Vous regardez la vie avec haine, mécontentement, vous la voyez comme quelque chose de terrible, d'affreux étant mêlé par une souffrance infâme par les erreurs et les échecs que vous avez faites.

Mais vous êtes-vous au moins demandé ce que je pourrais ressentir de tout cela ? Avez-vous assez de courage pour vous mettre dans ma peau, une seule seconde ?

Je ne vous le conseille pas, non. Cela vous détruirez, comme j'ai été détruit.

Ce monstre, dont j'ai sous-estimé la cruauté, a détruit ma vie, je suis tombé dans son piège.

Et maintenant j'en paie le prix

- Eve, dépêche toi. Tu vas être en retard !

La voix, étouffée, montait du salon.
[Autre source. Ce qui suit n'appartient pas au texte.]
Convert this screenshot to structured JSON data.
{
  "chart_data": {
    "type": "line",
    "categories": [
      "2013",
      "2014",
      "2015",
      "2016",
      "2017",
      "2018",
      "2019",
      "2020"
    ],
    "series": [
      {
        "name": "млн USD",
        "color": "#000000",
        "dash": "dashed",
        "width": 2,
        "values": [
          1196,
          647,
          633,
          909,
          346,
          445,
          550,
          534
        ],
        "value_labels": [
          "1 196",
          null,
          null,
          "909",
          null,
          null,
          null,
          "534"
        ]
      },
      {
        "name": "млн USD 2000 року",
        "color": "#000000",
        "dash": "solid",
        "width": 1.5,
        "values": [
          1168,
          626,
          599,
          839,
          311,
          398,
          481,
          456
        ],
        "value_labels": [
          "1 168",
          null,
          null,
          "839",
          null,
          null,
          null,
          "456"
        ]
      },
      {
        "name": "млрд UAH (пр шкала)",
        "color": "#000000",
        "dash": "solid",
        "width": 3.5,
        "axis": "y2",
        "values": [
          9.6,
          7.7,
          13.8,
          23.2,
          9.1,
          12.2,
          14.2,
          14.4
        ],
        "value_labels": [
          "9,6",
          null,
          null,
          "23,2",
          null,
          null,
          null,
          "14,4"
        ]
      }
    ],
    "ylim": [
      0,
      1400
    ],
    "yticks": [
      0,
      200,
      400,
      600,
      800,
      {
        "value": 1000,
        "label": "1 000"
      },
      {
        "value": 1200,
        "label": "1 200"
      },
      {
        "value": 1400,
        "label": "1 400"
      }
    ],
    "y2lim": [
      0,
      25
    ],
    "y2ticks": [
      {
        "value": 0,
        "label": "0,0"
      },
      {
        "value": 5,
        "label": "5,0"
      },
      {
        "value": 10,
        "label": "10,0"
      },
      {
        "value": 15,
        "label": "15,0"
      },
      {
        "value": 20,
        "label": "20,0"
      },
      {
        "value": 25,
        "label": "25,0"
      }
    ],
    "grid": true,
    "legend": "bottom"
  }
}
Je me brossais une dernière fois les cheveux bruns et bouclés et les laissai lâche. Puis j'ai attrapé mon sac et je suis descendu.

Dans le salon, ma mère m'attendait. Celle-ci était toujours fatiguée. Elle avait un visage fin, des traits sévères et les cheveux soyeux attaché en queue-de-cheval.

- Bonjour, je suis désolée.

- Encore un de tes rêves ?

- Oui, encore un de mes rêves, répondais-je en l'embrassant.

- Au fait, j'irai chez un ami ce soir. Ne m'attends pas pour dîner.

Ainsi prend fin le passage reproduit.